Oui, j’ai le culte de l’amour, et c’est ce qui m’a sauvée. J’ai senti le froid du mensonge, sans y croire, sans le comprendre.. Pourtant j’ai failli périr, à force de vouloir croire, à force de vouloir aimer. C’est vous, Pierre, qui m’avez ouvert les yeux par ce grand éclat de sainte colèro, Vous êtes venu chercher votre épouse dans les flots qui l’emportaient. Oh ! que je vous bénis, et que je vous aime ! Au moins, sachez bien que la signification, l’harmonie des mots ont changé comme le sentiment. Je vois maintenant, à regarder le passé, combien l’amour simple et fort qui nait de la ressemblance des âmes est différent de ce rêve qui s’adresse à l’idéal, au travers d’un être de fantaisie. En faisant cette revue, j’ai découvert que je vous aimais déjà, quand je croyais encore en aimer un autre. Certes, ce n’était pas peu de chose que la profonde et fraternelle estime que j’avais pour vous depuis dix-huit mois ; mais, le jour de notre visite à Notre-Dame, vous rappelez-vous ? Oh oui, vous vous rappelez, j’en suis sûre ! le même éblouissement nous a frappés, j’ai senti votre impression comme la mienne. Au moment où, élevée par votre parole, je contemplais les choses de plus haut, c’est alors que j’ai senti mon ame voler dans la vôtre et toutes les deux se confondre. Que ce moment a été vrai ! Qu’il est beau ! J’en suis heureuse ! J’aime à me sentir ainsi liée à vous, par la force des choses ou plutôt de nos affinités mutuelles, autant que par ma volonté.

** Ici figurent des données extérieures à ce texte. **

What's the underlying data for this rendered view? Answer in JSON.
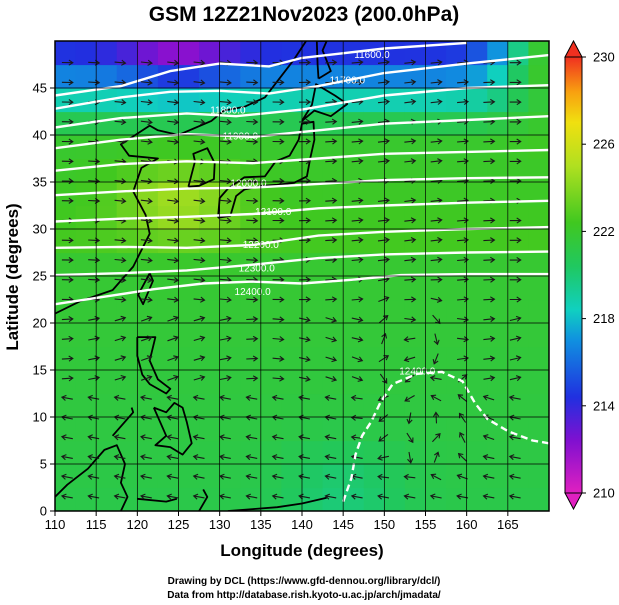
{
  "chart_data": {
    "type": "heatmap",
    "title": "GSM 12Z21Nov2023 (200.0hPa)",
    "xlabel": "Longitude (degrees)",
    "ylabel": "Latitude  (degrees)",
    "xlim": [
      110,
      170
    ],
    "ylim": [
      0,
      50
    ],
    "x_ticks": [
      110,
      115,
      120,
      125,
      130,
      135,
      140,
      145,
      150,
      155,
      160,
      165
    ],
    "y_ticks": [
      0,
      5,
      10,
      15,
      20,
      25,
      30,
      35,
      40,
      45
    ],
    "grid": true,
    "colorbar": {
      "min": 210,
      "max": 230,
      "ticks": [
        210,
        214,
        218,
        222,
        226,
        230
      ],
      "colors": [
        "#e020c0",
        "#6a10d0",
        "#2040e0",
        "#10b0e0",
        "#10e0a0",
        "#30c820",
        "#a8e020",
        "#f0e010",
        "#f8a010",
        "#f03020"
      ]
    },
    "contours": [
      {
        "label": "11600.0",
        "lon": 148.5,
        "lat": 48.2
      },
      {
        "label": "11700.0",
        "lon": 145.5,
        "lat": 45.5
      },
      {
        "label": "11800.0",
        "lon": 131.0,
        "lat": 42.3
      },
      {
        "label": "11900.0",
        "lon": 132.5,
        "lat": 39.5
      },
      {
        "label": "12000.0",
        "lon": 133.5,
        "lat": 34.5
      },
      {
        "label": "12100.0",
        "lon": 136.5,
        "lat": 31.5
      },
      {
        "label": "12200.0",
        "lon": 135.0,
        "lat": 28.0
      },
      {
        "label": "12300.0",
        "lon": 134.5,
        "lat": 25.5
      },
      {
        "label": "12400.0",
        "lon": 134.0,
        "lat": 23.0
      },
      {
        "label": "12400.0",
        "lon": 154.0,
        "lat": 14.5
      }
    ]
  },
  "footer": {
    "line1": "Drawing by DCL (https://www.gfd-dennou.org/library/dcl/)",
    "line2": "Data from http://database.rish.kyoto-u.ac.jp/arch/jmadata/"
  }
}
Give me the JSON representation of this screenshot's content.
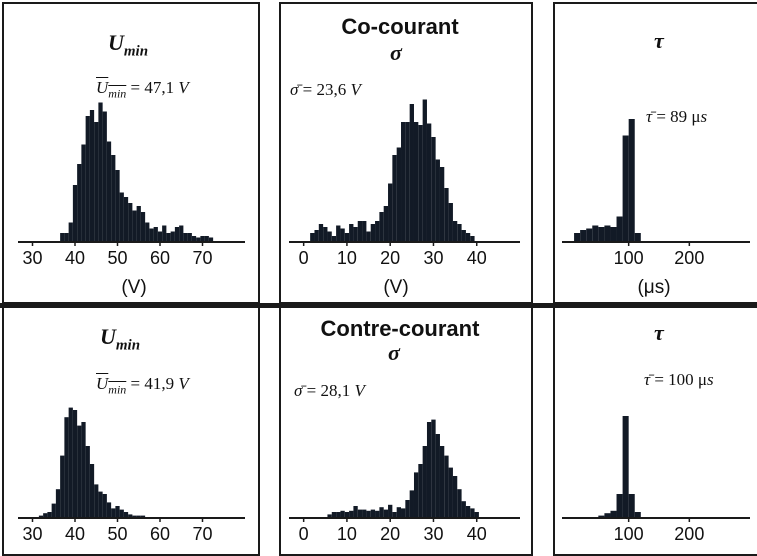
{
  "figure": {
    "rows": [
      {
        "heading": "Co-courant",
        "panels": [
          {
            "var_base": "U",
            "var_sub": "min",
            "stat_lhs_base": "U",
            "stat_lhs_sub": "min",
            "stat_rhs": "= 47,1 ",
            "stat_unit": "V",
            "unit": "(V)"
          },
          {
            "var_symbol": "σ",
            "stat_lhs": "σ̄",
            "stat_rhs": " = 23,6 ",
            "stat_unit": "V",
            "unit": "(V)"
          },
          {
            "var_symbol": "τ",
            "stat_lhs": "τ̄",
            "stat_rhs": " = 89 μ",
            "stat_unit": "s",
            "unit": "(μs)"
          }
        ]
      },
      {
        "heading": "Contre-courant",
        "panels": [
          {
            "var_base": "U",
            "var_sub": "min",
            "stat_lhs_base": "U",
            "stat_lhs_sub": "min",
            "stat_rhs": "= 41,9 ",
            "stat_unit": "V",
            "unit": ""
          },
          {
            "var_symbol": "σ",
            "stat_lhs": "σ̄",
            "stat_rhs": " = 28,1 ",
            "stat_unit": "V",
            "unit": ""
          },
          {
            "var_symbol": "τ",
            "stat_lhs": "τ̄",
            "stat_rhs": " = 100 μ",
            "stat_unit": "s",
            "unit": ""
          }
        ]
      }
    ]
  },
  "style": {
    "bar_color": "#121a26",
    "axis_color": "#1a1a1a",
    "frame_color": "#1a1a1a"
  },
  "chart_data": [
    {
      "type": "bar",
      "id": "co-umin",
      "xlim": [
        28,
        80
      ],
      "ylim": [
        0,
        100
      ],
      "xticks": [
        30,
        40,
        50,
        60,
        70
      ],
      "xtick_labels": [
        "30",
        "40",
        "50",
        "60",
        "70"
      ],
      "bin_width": 1,
      "x": [
        37,
        38,
        39,
        40,
        41,
        42,
        43,
        44,
        45,
        46,
        47,
        48,
        49,
        50,
        51,
        52,
        53,
        54,
        55,
        56,
        57,
        58,
        59,
        60,
        61,
        62,
        63,
        64,
        65,
        66,
        67,
        68,
        69,
        70,
        71,
        72
      ],
      "values": [
        6,
        6,
        13,
        38,
        52,
        65,
        84,
        88,
        80,
        93,
        87,
        67,
        58,
        48,
        33,
        30,
        26,
        21,
        24,
        20,
        13,
        9,
        10,
        7,
        11,
        6,
        7,
        10,
        11,
        6,
        6,
        4,
        3,
        4,
        4,
        3
      ]
    },
    {
      "type": "bar",
      "id": "co-sigma",
      "xlim": [
        -2,
        50
      ],
      "ylim": [
        0,
        100
      ],
      "xticks": [
        0,
        10,
        20,
        30,
        40
      ],
      "xtick_labels": [
        "0",
        "10",
        "20",
        "30",
        "40"
      ],
      "bin_width": 1,
      "x": [
        2,
        3,
        4,
        5,
        6,
        7,
        8,
        9,
        10,
        11,
        12,
        13,
        14,
        15,
        16,
        17,
        18,
        19,
        20,
        21,
        22,
        23,
        24,
        25,
        26,
        27,
        28,
        29,
        30,
        31,
        32,
        33,
        34,
        35,
        36,
        37,
        38,
        39
      ],
      "values": [
        6,
        8,
        12,
        10,
        7,
        4,
        11,
        9,
        6,
        12,
        10,
        14,
        14,
        7,
        12,
        14,
        20,
        24,
        39,
        58,
        63,
        80,
        80,
        92,
        80,
        78,
        95,
        79,
        70,
        55,
        50,
        36,
        26,
        14,
        12,
        8,
        6,
        4
      ]
    },
    {
      "type": "bar",
      "id": "co-tau",
      "xlim": [
        0,
        300
      ],
      "ylim": [
        0,
        100
      ],
      "xticks": [
        100,
        200
      ],
      "xtick_labels": [
        "100",
        "200"
      ],
      "bin_width": 10,
      "x": [
        15,
        25,
        35,
        45,
        55,
        65,
        75,
        85,
        95,
        105,
        115
      ],
      "values": [
        6,
        8,
        9,
        11,
        10,
        11,
        10,
        17,
        71,
        82,
        6
      ]
    },
    {
      "type": "bar",
      "id": "contre-umin",
      "xlim": [
        28,
        80
      ],
      "ylim": [
        0,
        100
      ],
      "xticks": [
        30,
        40,
        50,
        60,
        70
      ],
      "xtick_labels": [
        "30",
        "40",
        "50",
        "60",
        "70"
      ],
      "bin_width": 1,
      "x": [
        32,
        33,
        34,
        35,
        36,
        37,
        38,
        39,
        40,
        41,
        42,
        43,
        44,
        45,
        46,
        47,
        48,
        49,
        50,
        51,
        52,
        53,
        54,
        55,
        56
      ],
      "values": [
        2,
        4,
        5,
        12,
        24,
        52,
        84,
        92,
        90,
        77,
        80,
        60,
        45,
        28,
        22,
        20,
        13,
        8,
        10,
        7,
        5,
        3,
        2,
        2,
        2
      ]
    },
    {
      "type": "bar",
      "id": "contre-sigma",
      "xlim": [
        -2,
        50
      ],
      "ylim": [
        0,
        100
      ],
      "xticks": [
        0,
        10,
        20,
        30,
        40
      ],
      "xtick_labels": [
        "0",
        "10",
        "20",
        "30",
        "40"
      ],
      "bin_width": 1,
      "x": [
        6,
        7,
        8,
        9,
        10,
        11,
        12,
        13,
        14,
        15,
        16,
        17,
        18,
        19,
        20,
        21,
        22,
        23,
        24,
        25,
        26,
        27,
        28,
        29,
        30,
        31,
        32,
        33,
        34,
        35,
        36,
        37,
        38,
        39,
        40
      ],
      "values": [
        3,
        5,
        5,
        6,
        5,
        6,
        10,
        7,
        7,
        6,
        7,
        6,
        9,
        7,
        11,
        5,
        9,
        8,
        15,
        23,
        38,
        45,
        60,
        80,
        82,
        70,
        60,
        52,
        42,
        35,
        24,
        14,
        10,
        8,
        5
      ]
    },
    {
      "type": "bar",
      "id": "contre-tau",
      "xlim": [
        0,
        300
      ],
      "ylim": [
        0,
        100
      ],
      "xticks": [
        100,
        200
      ],
      "xtick_labels": [
        "100",
        "200"
      ],
      "bin_width": 10,
      "x": [
        55,
        65,
        75,
        85,
        95,
        105,
        115
      ],
      "values": [
        2,
        4,
        6,
        20,
        85,
        20,
        5
      ]
    }
  ]
}
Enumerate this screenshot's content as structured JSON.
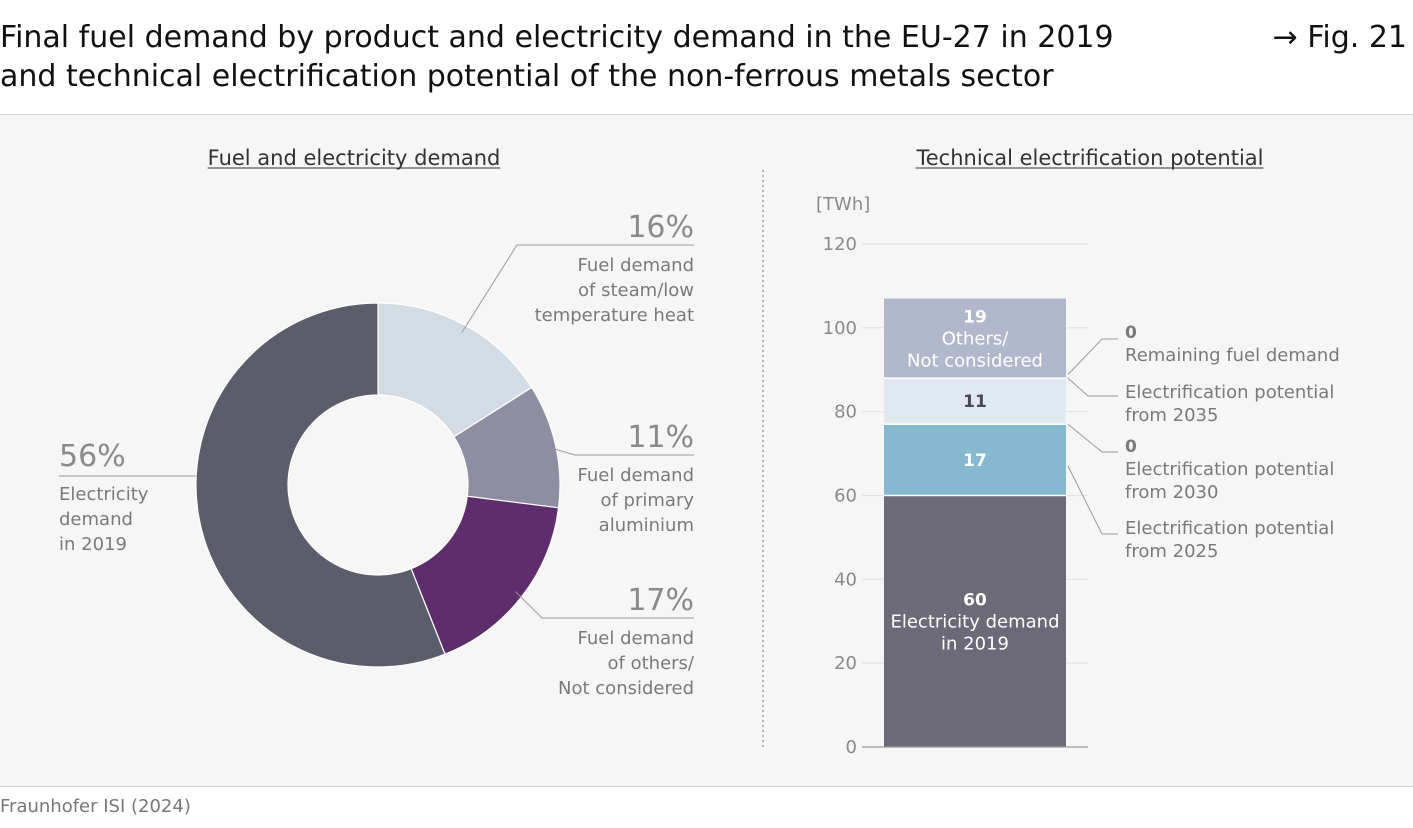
{
  "header": {
    "title_line1": "Final fuel demand by product and electricity demand in the EU-27 in 2019",
    "title_line2": "and technical electrification potential of the non-ferrous metals sector",
    "fig_ref": "→ Fig. 21"
  },
  "footer": {
    "source": "Fraunhofer ISI (2024)"
  },
  "chart_data": [
    {
      "type": "pie",
      "variant": "donut",
      "title": "Fuel and electricity demand",
      "slices": [
        {
          "pct_label": "16%",
          "value": 16,
          "label_lines": [
            "Fuel demand",
            "of steam/low",
            "temperature heat"
          ],
          "color": "#d3dce3"
        },
        {
          "pct_label": "11%",
          "value": 11,
          "label_lines": [
            "Fuel demand",
            "of primary",
            "aluminium"
          ],
          "color": "#8e8ea2"
        },
        {
          "pct_label": "17%",
          "value": 17,
          "label_lines": [
            "Fuel demand",
            "of others/",
            "Not considered"
          ],
          "color": "#5e2d6c"
        },
        {
          "pct_label": "56%",
          "value": 56,
          "label_lines": [
            "Electricity",
            "demand",
            "in 2019"
          ],
          "color": "#5b5d6a"
        }
      ]
    },
    {
      "type": "bar",
      "variant": "stacked",
      "title": "Technical electrification potential",
      "unit": "[TWh]",
      "ylim": [
        0,
        120
      ],
      "yticks": [
        0,
        20,
        40,
        60,
        80,
        100,
        120
      ],
      "segments": [
        {
          "value": 60,
          "value_label": "60",
          "inner_lines": [
            "Electricity demand",
            "in 2019"
          ],
          "color": "#6b6a76",
          "text_color": "#ffffff"
        },
        {
          "value": 17,
          "value_label": "17",
          "inner_lines": [],
          "color": "#86b9cf",
          "text_color": "#ffffff"
        },
        {
          "value": 0,
          "value_label": "",
          "inner_lines": [],
          "color": "#86b9cf",
          "text_color": "#ffffff"
        },
        {
          "value": 11,
          "value_label": "11",
          "inner_lines": [],
          "color": "#dfe9ef",
          "text_color": "#4a4a55"
        },
        {
          "value": 0,
          "value_label": "",
          "inner_lines": [],
          "color": "#dfe9ef",
          "text_color": "#4a4a55"
        },
        {
          "value": 19,
          "value_label": "19",
          "inner_lines": [
            "Others/",
            "Not considered"
          ],
          "color": "#b2b8cc",
          "text_color": "#ffffff"
        }
      ],
      "legend": [
        {
          "value_label": "0",
          "text_lines": [
            "Remaining fuel demand"
          ]
        },
        {
          "value_label": "",
          "text_lines": [
            "Electrification potential",
            "from 2035"
          ]
        },
        {
          "value_label": "0",
          "text_lines": [
            "Electrification potential",
            "from 2030"
          ]
        },
        {
          "value_label": "",
          "text_lines": [
            "Electrification potential",
            "from 2025"
          ]
        }
      ]
    }
  ]
}
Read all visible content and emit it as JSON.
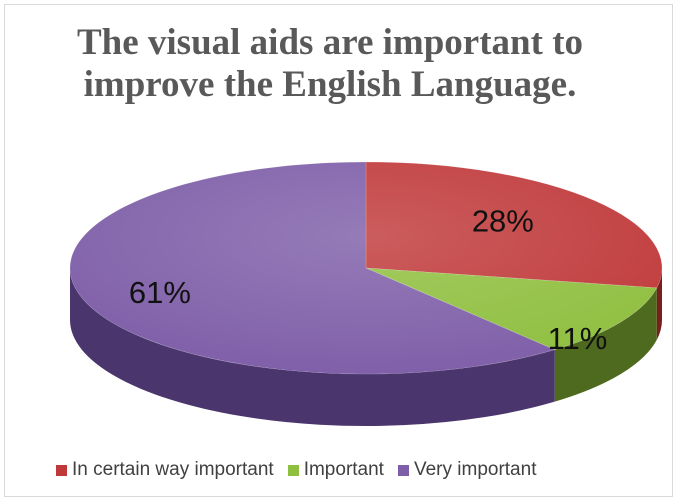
{
  "chart_data": {
    "type": "pie",
    "title_lines": [
      "The visual aids are important to",
      "improve the English Language."
    ],
    "categories": [
      "In certain way important",
      "Important",
      "Very important"
    ],
    "values": [
      28,
      11,
      61
    ],
    "data_labels": [
      "28%",
      "11%",
      "61%"
    ],
    "colors": [
      "#c0393a",
      "#8fbf3f",
      "#7e5ea8"
    ],
    "side_colors": [
      "#7a1f1f",
      "#4e6a1f",
      "#4a356c"
    ],
    "legend_position": "bottom",
    "three_d": true
  }
}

Je subissais alors un état étrange : tandis que je m’obstinais à tenir un engagement brisé par un autre et secrètement dénoué en moi, je me sentais avec trouble saisie par une force nouvelle que je me refusais à nommer. J’ai pleuré de votre apparente indifférence quand vous n’êtes pas revenu. Pour quoi n’êtes-vous pas revenu, Pierre ? Je veux le savoir, mais j’espère bien l’avoir deviné.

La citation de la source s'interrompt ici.